Nabavizadeh notes that a follow-up prospective multicenter study of 20,000 midlife and older adults he is leading at OHSU will look at an array of issues, such as false positives. “Are we picking up cancers even earlier than PET scans or MRIs can find them — or are they truly false positives? It’s still an active area of investigation.” OHSU is considering opening a high-risk clinic, he says, to follow these specific patients with these puzzling results. ​​A bigger question: Do early detection tests save more lives? That has yet to be answered, Castle noted. The NCI set a goal to launch a study comparing MCED tests within two years. ​​

In the meantime, Joyce and Richard Ares have no doubts about the test’s value for them. After her experience, the couple urged friends and family to sign up for the study, and dozens have been tested, with negative results. “Hodgkin’s lymphoma is not a fun thing to go through,” Joyce says. “Finding it early was such a wonderful gift.”
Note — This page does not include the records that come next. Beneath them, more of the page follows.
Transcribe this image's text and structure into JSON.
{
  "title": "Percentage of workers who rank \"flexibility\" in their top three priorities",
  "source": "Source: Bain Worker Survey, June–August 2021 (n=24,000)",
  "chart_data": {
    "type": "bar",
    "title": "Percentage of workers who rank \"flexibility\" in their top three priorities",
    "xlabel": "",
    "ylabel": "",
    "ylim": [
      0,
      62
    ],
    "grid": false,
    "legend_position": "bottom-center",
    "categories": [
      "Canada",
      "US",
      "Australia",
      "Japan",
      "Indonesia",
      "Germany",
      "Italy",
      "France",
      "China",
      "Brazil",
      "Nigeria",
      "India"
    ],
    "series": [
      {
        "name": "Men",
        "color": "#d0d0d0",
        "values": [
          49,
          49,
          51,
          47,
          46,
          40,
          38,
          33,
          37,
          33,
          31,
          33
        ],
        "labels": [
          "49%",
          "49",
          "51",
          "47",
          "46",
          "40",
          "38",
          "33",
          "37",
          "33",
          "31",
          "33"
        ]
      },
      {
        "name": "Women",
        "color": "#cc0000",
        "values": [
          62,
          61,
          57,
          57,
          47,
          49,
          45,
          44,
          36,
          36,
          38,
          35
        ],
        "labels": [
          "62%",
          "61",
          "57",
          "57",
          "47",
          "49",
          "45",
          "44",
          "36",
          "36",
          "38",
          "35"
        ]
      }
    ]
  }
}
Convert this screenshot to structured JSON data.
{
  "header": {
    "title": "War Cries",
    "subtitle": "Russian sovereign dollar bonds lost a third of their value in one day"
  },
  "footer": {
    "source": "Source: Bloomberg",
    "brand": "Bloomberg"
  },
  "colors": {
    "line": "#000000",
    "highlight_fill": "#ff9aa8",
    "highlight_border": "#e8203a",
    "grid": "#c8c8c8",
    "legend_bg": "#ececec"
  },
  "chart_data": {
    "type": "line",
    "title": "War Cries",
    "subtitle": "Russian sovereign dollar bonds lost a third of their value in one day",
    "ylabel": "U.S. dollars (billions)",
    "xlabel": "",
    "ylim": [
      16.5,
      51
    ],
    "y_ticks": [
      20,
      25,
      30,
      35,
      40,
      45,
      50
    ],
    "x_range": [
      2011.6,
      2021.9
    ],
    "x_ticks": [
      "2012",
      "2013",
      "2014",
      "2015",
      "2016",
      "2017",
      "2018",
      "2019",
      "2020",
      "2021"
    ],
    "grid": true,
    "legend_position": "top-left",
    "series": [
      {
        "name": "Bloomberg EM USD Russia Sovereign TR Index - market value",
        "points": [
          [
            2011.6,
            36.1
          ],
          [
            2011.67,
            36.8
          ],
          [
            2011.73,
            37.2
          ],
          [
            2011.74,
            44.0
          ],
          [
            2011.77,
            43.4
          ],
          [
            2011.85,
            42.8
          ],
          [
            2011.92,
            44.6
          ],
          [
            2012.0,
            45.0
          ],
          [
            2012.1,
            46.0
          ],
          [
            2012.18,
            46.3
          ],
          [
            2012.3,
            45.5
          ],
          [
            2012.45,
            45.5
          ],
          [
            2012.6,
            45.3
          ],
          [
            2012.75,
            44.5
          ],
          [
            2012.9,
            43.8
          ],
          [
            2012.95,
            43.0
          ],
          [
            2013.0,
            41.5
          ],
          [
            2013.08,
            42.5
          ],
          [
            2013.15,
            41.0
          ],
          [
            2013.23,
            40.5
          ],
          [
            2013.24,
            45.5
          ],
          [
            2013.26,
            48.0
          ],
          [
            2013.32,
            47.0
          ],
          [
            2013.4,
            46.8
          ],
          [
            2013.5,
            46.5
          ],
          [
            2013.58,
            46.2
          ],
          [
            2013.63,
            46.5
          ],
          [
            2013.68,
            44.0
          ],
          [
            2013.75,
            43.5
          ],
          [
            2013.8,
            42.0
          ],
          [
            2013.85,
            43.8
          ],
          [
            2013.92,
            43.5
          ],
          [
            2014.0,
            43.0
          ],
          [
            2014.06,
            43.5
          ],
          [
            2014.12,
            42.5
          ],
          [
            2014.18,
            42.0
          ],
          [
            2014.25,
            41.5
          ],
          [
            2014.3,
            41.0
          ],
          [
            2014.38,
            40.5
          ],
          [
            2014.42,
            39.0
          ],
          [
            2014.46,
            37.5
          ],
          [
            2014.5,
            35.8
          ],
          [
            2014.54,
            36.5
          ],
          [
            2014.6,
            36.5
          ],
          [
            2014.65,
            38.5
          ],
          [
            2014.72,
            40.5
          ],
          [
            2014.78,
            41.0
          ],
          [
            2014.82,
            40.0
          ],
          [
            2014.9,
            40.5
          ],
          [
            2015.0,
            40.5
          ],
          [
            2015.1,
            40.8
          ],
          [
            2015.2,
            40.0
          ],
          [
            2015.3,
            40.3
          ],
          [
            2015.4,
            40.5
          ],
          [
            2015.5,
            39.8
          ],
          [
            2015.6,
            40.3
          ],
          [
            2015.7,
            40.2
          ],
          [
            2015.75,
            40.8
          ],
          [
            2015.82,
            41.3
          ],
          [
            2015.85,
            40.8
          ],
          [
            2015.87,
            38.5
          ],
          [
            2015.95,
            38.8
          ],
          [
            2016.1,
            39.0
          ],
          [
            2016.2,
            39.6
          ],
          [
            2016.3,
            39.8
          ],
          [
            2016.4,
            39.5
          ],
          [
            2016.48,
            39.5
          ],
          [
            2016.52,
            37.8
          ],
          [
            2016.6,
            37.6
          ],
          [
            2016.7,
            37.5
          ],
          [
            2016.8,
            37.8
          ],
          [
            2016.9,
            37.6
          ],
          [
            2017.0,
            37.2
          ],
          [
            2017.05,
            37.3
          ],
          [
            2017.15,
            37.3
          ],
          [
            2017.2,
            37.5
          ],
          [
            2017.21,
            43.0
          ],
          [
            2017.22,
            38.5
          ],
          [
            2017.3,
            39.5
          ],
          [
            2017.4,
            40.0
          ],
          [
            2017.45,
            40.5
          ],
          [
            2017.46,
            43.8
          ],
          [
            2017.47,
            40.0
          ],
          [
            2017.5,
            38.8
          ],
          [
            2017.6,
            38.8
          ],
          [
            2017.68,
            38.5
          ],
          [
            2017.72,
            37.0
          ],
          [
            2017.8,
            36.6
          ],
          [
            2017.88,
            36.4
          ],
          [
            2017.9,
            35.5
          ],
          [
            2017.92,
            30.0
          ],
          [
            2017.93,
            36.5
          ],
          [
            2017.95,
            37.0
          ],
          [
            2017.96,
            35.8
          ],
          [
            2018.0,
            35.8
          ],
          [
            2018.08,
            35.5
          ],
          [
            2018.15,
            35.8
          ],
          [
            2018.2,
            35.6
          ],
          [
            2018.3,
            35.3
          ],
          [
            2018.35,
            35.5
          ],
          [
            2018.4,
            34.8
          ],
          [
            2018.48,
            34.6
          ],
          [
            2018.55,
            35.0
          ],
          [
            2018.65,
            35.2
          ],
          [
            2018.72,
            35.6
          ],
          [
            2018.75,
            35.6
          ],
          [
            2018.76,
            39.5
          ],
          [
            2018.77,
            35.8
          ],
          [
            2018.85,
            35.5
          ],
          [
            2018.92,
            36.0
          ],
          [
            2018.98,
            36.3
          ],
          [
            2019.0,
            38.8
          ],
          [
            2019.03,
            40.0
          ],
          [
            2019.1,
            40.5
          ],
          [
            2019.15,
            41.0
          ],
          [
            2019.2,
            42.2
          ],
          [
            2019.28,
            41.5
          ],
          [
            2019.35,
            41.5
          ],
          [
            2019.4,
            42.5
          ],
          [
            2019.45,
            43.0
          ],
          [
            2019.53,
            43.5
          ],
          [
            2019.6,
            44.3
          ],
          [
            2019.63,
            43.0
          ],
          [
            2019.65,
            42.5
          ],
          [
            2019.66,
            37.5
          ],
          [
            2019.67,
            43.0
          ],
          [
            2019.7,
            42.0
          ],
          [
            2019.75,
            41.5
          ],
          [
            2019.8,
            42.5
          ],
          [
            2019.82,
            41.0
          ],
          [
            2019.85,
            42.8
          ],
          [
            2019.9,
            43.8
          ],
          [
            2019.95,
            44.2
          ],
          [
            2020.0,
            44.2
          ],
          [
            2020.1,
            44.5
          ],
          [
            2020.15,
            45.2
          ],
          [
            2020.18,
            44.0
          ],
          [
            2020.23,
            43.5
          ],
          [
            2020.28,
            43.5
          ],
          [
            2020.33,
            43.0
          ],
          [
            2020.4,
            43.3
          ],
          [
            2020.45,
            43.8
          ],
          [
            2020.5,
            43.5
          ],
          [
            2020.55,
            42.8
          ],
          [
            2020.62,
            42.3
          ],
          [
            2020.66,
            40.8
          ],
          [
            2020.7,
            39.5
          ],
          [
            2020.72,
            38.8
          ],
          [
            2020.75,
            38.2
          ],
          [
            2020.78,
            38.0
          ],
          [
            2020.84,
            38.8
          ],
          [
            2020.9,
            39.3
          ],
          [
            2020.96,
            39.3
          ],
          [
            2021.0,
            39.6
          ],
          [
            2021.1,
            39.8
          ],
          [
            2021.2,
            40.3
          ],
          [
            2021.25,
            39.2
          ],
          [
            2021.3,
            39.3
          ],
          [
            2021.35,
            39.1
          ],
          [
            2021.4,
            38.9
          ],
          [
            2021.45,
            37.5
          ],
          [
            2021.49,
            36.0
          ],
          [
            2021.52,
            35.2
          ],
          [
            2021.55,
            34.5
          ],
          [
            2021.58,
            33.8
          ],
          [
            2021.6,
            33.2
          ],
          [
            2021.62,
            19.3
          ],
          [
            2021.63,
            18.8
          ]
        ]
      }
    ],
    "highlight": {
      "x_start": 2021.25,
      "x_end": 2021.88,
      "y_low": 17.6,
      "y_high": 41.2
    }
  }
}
​​Other Cancer Advancements​​

Rectal cancer drug​​

spinner image The FDA-cleared PrecisionPoint Transperineal Access System
The PrecisionPoint Transperineal Access System
Courtesy Perineologic

In a small Memorial Sloan Kettering Cancer Center clinical trial whose results have been hailed as unprecedented, tumors seem to have disappeared in 14 people with rectal cancer who received the experimental immunotherapy drug dostarlimab — without the need for surgery, radiation or chemotherapy. Researchers say the drug worked because it was carefully matched to people who had early stage tumors with a specific genetic signature found in approximately 5 to 10 percent of rectal cancers. The same genetic marker, which can be detected with available tests, is found in some endometrial, gastrointestinal, pancreatic and prostate cancers. ​​

Easier prostate biopsies

​​The FDA-cleared PrecisionPoint Transperineal Access System, which takes prostate samples for cancer testing through the skin under local anesthesia in the doctor’s office, reduces the need for more invasive biopsies. In studies, the procedure had an infection rate significantly lower than with rectal biopsies that had a similar rate of cancer detection.​​

Sponge on a string for esophageal diseases ​​

Getting tested for cancers and precancers of the esophagus involves an endoscopy — having a lighted tube with a camera inserted into the esophagus (the tube that carries food to the stomach), often under sedation. Medtronic’s FDA-cleared Cytosponge can help your doctor tell if you really need one. Patients essentially swallow this sponge on a string, and it takes samples along the esophagus, looking for potentially abnormal cells in people at risk due to esophageal diseases. In a recent U.K. study, researchers suggested the sponge, combined with other medical information, could help doctors decide who really needs an endoscopy and who doesn’t. The most common side effect: a sore throat.